With all the above in place, it appeared to be a fairly robust and healthy infrastructure. However, when the project went into beta a major problem occurred. Replicating small amounts of data would take ages! With hours upon hours dedicated to small replications, the customer deemed it impossible to scale the project to what it should be.
Until they started using PathView Cloud.
Working with the network engineering team we quickly established two rackAppliances in their two datacenters. These datacenters were bicoastal connected via an OC3 pipe. The appliances were up and running within minutes, with three core paths that we wanted to monitor and better understand.
The first two were the internal connections from the rackAppliance to the servers in question. From the screen shot below, you can see that GigE was achieved on the LAN to each server. However, the last path we wanted to analyze was from DC1 to DC2 over the OC3 link. This is where things became interesting.
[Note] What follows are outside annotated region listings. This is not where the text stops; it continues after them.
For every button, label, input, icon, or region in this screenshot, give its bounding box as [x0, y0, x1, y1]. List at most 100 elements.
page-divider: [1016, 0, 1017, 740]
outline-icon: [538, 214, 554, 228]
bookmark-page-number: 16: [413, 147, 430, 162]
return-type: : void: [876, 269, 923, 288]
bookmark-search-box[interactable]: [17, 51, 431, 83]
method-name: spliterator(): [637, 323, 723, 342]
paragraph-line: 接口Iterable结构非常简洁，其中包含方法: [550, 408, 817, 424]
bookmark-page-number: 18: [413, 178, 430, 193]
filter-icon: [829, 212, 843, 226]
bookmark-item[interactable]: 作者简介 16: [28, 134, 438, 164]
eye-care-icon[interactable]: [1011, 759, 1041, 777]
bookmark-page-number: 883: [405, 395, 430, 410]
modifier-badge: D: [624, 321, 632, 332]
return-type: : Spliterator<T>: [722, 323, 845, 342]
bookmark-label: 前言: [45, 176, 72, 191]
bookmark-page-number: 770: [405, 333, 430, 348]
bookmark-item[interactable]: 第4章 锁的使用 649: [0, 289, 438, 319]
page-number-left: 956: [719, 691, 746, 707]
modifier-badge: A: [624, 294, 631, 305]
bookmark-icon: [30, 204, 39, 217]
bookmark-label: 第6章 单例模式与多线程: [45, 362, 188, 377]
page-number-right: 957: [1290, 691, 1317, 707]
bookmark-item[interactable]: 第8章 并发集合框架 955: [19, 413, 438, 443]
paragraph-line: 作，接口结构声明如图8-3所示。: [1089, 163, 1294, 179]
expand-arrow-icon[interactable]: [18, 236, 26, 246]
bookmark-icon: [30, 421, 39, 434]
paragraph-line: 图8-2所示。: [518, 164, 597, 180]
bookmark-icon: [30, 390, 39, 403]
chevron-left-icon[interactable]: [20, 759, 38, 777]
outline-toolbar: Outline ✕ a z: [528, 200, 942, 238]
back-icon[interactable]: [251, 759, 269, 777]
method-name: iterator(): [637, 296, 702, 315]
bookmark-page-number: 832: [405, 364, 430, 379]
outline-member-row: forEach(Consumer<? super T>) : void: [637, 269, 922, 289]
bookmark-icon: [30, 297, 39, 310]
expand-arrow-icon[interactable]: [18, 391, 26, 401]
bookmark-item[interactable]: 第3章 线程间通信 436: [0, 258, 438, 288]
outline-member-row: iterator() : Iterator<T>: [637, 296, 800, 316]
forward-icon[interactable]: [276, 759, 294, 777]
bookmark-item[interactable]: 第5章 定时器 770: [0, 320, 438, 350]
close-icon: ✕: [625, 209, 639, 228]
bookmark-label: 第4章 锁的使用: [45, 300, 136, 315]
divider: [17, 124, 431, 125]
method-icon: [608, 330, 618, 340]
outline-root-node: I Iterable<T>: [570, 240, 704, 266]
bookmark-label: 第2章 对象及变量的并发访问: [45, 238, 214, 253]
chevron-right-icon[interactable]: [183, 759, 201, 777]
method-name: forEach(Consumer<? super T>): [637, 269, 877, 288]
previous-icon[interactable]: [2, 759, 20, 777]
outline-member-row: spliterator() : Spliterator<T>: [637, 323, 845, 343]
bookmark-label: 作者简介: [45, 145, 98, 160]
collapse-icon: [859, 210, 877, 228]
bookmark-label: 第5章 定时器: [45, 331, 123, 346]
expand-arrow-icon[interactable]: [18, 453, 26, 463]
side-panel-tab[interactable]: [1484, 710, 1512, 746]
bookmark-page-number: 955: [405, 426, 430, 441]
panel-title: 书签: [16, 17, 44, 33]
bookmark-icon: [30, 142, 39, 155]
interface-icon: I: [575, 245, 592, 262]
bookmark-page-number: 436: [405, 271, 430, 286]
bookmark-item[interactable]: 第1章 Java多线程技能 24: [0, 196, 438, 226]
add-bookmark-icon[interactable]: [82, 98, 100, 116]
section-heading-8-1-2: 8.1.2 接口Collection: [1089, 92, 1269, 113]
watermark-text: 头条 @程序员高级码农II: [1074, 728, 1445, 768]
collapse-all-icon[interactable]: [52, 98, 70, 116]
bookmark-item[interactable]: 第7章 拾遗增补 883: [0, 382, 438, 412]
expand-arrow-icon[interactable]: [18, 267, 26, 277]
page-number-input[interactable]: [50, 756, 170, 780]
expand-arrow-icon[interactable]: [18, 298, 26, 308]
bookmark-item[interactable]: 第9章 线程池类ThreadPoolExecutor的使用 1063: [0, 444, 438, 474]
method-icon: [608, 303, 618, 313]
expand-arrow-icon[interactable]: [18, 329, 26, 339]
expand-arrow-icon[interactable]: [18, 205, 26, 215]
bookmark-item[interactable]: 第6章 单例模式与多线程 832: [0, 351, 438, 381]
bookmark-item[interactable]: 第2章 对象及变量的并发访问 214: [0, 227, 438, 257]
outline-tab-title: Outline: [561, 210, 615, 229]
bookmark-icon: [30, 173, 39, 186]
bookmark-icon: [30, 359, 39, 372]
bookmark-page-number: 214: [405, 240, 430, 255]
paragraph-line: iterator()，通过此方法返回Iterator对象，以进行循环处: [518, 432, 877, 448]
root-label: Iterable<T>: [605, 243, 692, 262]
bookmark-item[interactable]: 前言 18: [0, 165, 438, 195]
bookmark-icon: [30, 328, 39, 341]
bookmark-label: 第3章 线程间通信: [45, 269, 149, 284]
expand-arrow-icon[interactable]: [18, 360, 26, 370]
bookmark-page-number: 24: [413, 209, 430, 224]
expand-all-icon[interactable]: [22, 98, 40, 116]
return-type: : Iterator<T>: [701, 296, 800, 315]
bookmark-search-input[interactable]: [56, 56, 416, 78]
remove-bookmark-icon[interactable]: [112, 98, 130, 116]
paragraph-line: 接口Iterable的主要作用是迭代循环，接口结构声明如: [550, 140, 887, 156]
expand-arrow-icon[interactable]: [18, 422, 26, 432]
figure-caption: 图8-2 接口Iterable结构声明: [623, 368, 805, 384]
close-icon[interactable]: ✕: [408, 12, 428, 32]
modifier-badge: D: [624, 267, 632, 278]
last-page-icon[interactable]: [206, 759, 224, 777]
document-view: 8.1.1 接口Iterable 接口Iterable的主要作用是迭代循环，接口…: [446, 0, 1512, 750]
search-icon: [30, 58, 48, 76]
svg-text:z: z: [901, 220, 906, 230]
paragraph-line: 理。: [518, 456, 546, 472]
Monitoring the path, bi-directionally utilizing UDP (we confirmed there were no policing of our packets), between datacenters showed that the WAN pipe was only able to achieve ~50-60mbps. Now I’ve dealt with carriers when I was only achieving 2.5mbps on a 2xT1 link, and they blamed it on “network overhead.” So forgive me for being skeptical when I initially blamed the readings on the inability of the carrier.
Upon further inspection, the carrier was going to be vindicated.
PathView Cloud quickly showed us that the faulty firewall was implemented in datacenter number 1. PathView’s hop-by-hop analysis showed us that this was severely limiting the capacity to that 50mbps before it even hit the OC3 link!
Therefore, the bottleneck was on their side of the firewall. This may be the only time I say this, I’m sorry AT&T for blaming my bandwidth problems on you.